Page:Emile Zola - La Joie de vivre.djvu/288

Cette page a été validée par deux contributeurs.

La vérité était qu’elle tremblait, à l’idée de ce journal, malgré son désir de le voir occupé. Un nouvel échec l’aurait achevé peut-être ; et elle se rappelait ses continuels avortements, la musique, la médecine, l’usine, tout ce qu’il entreprenait. Du reste, deux heures plus tard, il refusait même d’écrire une lettre, comme écrasé de fatigue.

Des semaines coulèrent encore, une grande marée emporta trois maisons de Bonneville. À présent, quand les pêcheurs rencontraient Lazare, ils lui demandaient si c’était qu’il en avait assez. Bien sûr qu’on n’y pouvait rien, mais ça faisait tout de même rager, de voir tant de bon bois perdu. Et, dans leurs doléances, dans la façon dont ils le suppliaient de ne pas laisser le pays sous les vagues, il y avait une goguenardise féroce de matelots, fiers de leur mer aux gifles mortelles. Lui, peu à peu, s’irritait, au point qu’il évitait de traverser le village. La vue, au loin, des ruines de l’estacade et des épis lui devenait insupportable.

Prouane l’arrêta, un jour qu’il entrait chez le curé.

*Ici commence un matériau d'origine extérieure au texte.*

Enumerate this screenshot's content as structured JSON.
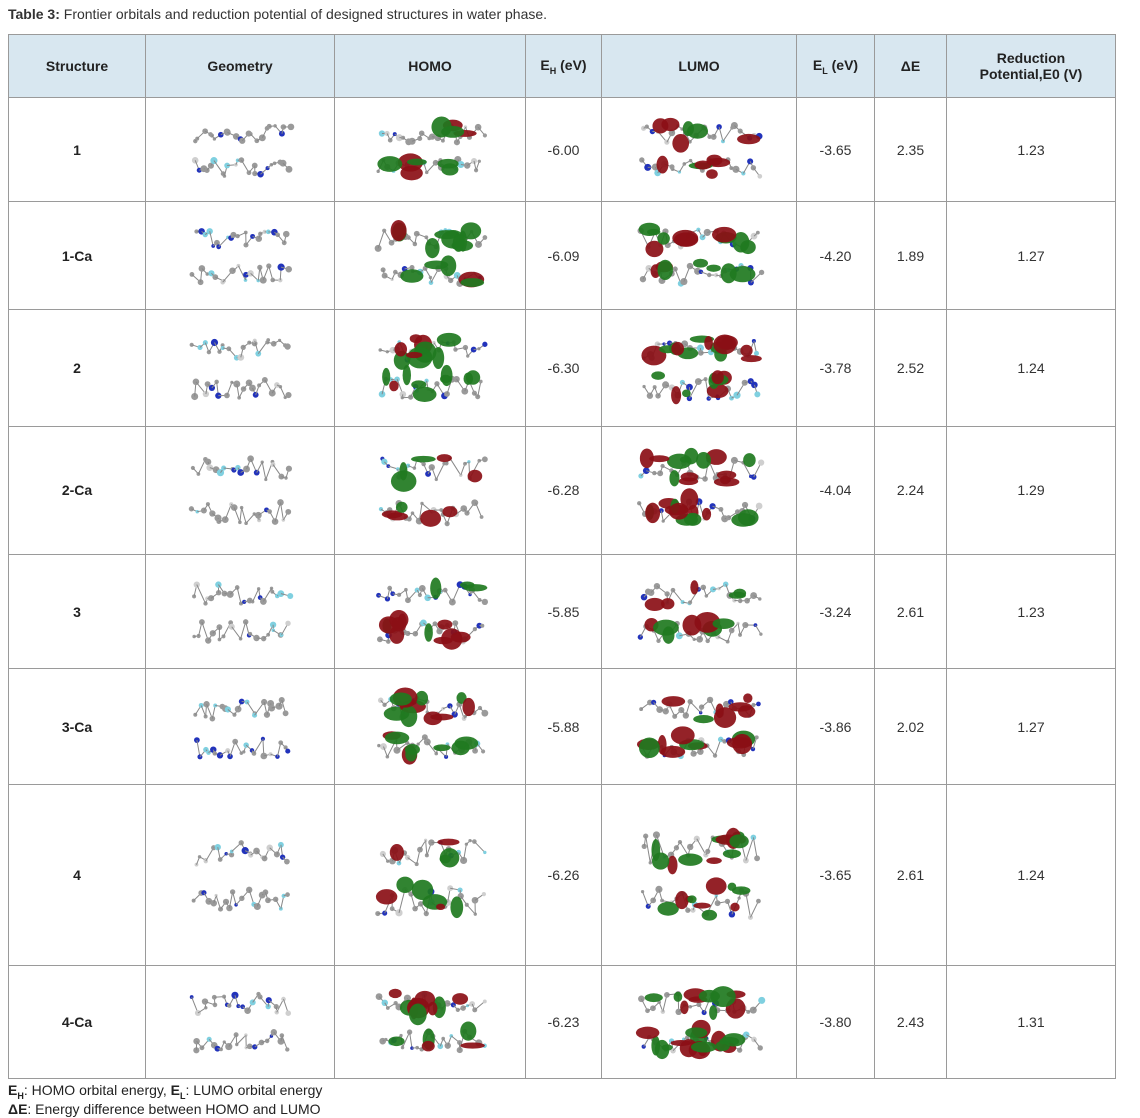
{
  "caption": {
    "label": "Table 3:",
    "text": "Frontier orbitals and reduction potential of designed structures in water phase."
  },
  "headers": {
    "structure": "Structure",
    "geometry": "Geometry",
    "homo": "HOMO",
    "eh_main": "E",
    "eh_sub": "H",
    "eh_unit": " (eV)",
    "lumo": "LUMO",
    "el_main": "E",
    "el_sub": "L",
    "el_unit": " (eV)",
    "de": "ΔE",
    "redpot": "Reduction Potential,E0 (V)"
  },
  "rows": [
    {
      "id": "1",
      "eh": "-6.00",
      "el": "-3.65",
      "de": "2.35",
      "e0": "1.23"
    },
    {
      "id": "1-Ca",
      "eh": "-6.09",
      "el": "-4.20",
      "de": "1.89",
      "e0": "1.27"
    },
    {
      "id": "2",
      "eh": "-6.30",
      "el": "-3.78",
      "de": "2.52",
      "e0": "1.24"
    },
    {
      "id": "2-Ca",
      "eh": "-6.28",
      "el": "-4.04",
      "de": "2.24",
      "e0": "1.29"
    },
    {
      "id": "3",
      "eh": "-5.85",
      "el": "-3.24",
      "de": "2.61",
      "e0": "1.23"
    },
    {
      "id": "3-Ca",
      "eh": "-5.88",
      "el": "-3.86",
      "de": "2.02",
      "e0": "1.27"
    },
    {
      "id": "4",
      "eh": "-6.26",
      "el": "-3.65",
      "de": "2.61",
      "e0": "1.24"
    },
    {
      "id": "4-Ca",
      "eh": "-6.23",
      "el": "-3.80",
      "de": "2.43",
      "e0": "1.31"
    }
  ],
  "footnotes": {
    "line1_eh_main": "E",
    "line1_eh_sub": "H",
    "line1_eh_text": ": HOMO orbital energy, ",
    "line1_el_main": "E",
    "line1_el_sub": "L",
    "line1_el_text": ": LUMO orbital energy",
    "line2_de": "ΔE",
    "line2_text": ": Energy difference between HOMO and LUMO"
  },
  "colors": {
    "header_bg": "#d8e7f0",
    "grid": "#9a9a9a",
    "orbital_red": "#8b0f16",
    "orbital_green": "#1f7a1f",
    "atom_gray": "#9a9a9a",
    "atom_blue": "#2233bb",
    "atom_yellow": "#c8b400",
    "atom_red": "#cc1111",
    "atom_cyan": "#7fd0e0"
  }
}
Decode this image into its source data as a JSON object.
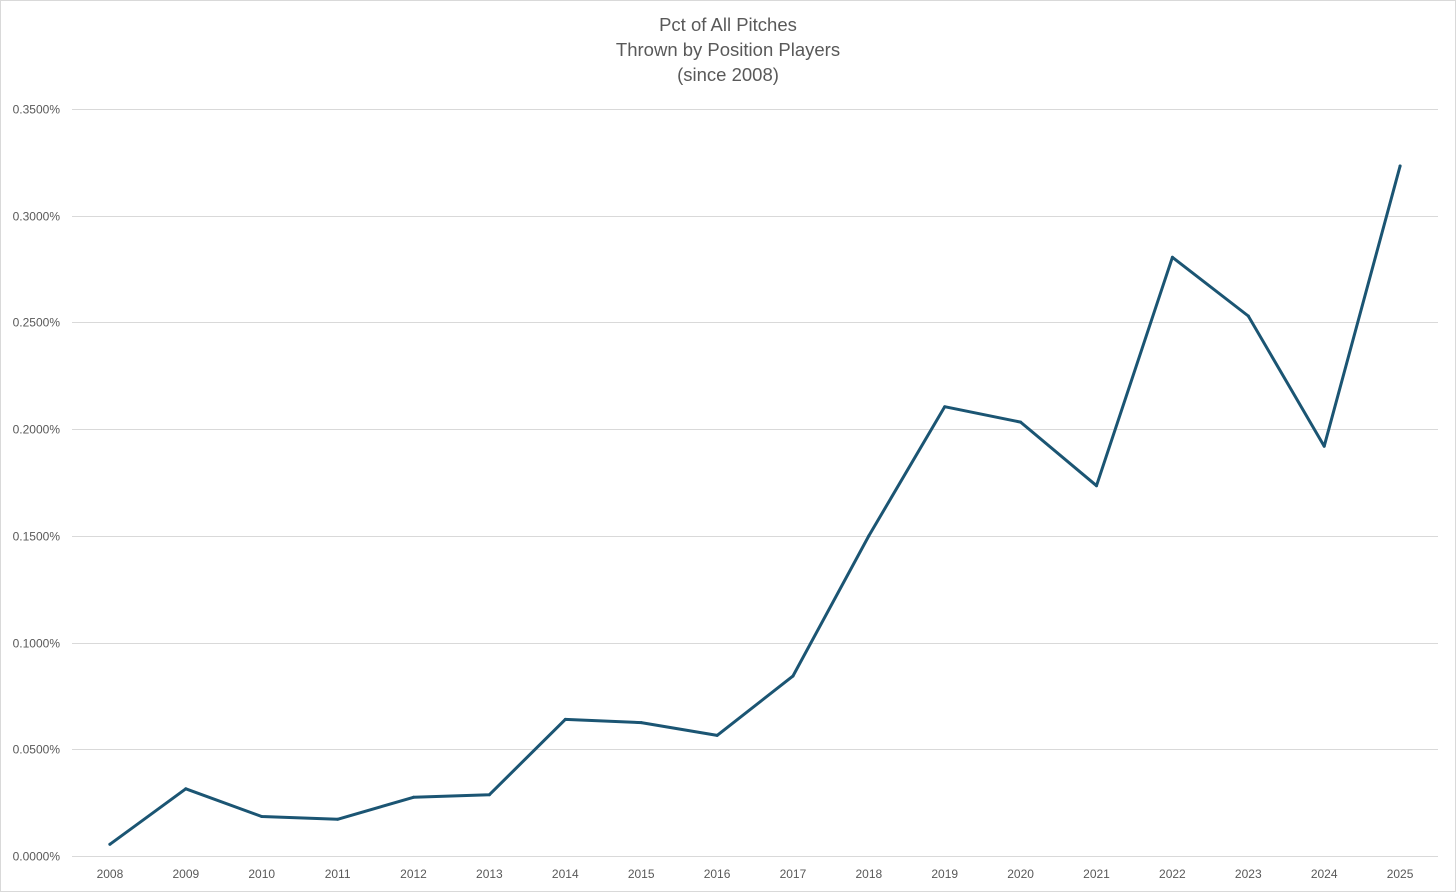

— Monsieur Lazare, lui dit-il humblement, avec un rire de malice aux coins des yeux, vous savez, les morceaux de bois qui pourrissent là-bas, sur la plage ?

— Oui, après ?

— Si vous n’en faites plus rien, vous devriez nous les donner… Au moins, nous nous chaufferions avec.

Une colère contenue emporta le jeune homme. Il répondit vivement, sans même y avoir pensé :

— Impossible, je remets les charpentiers au travail la semaine prochaine.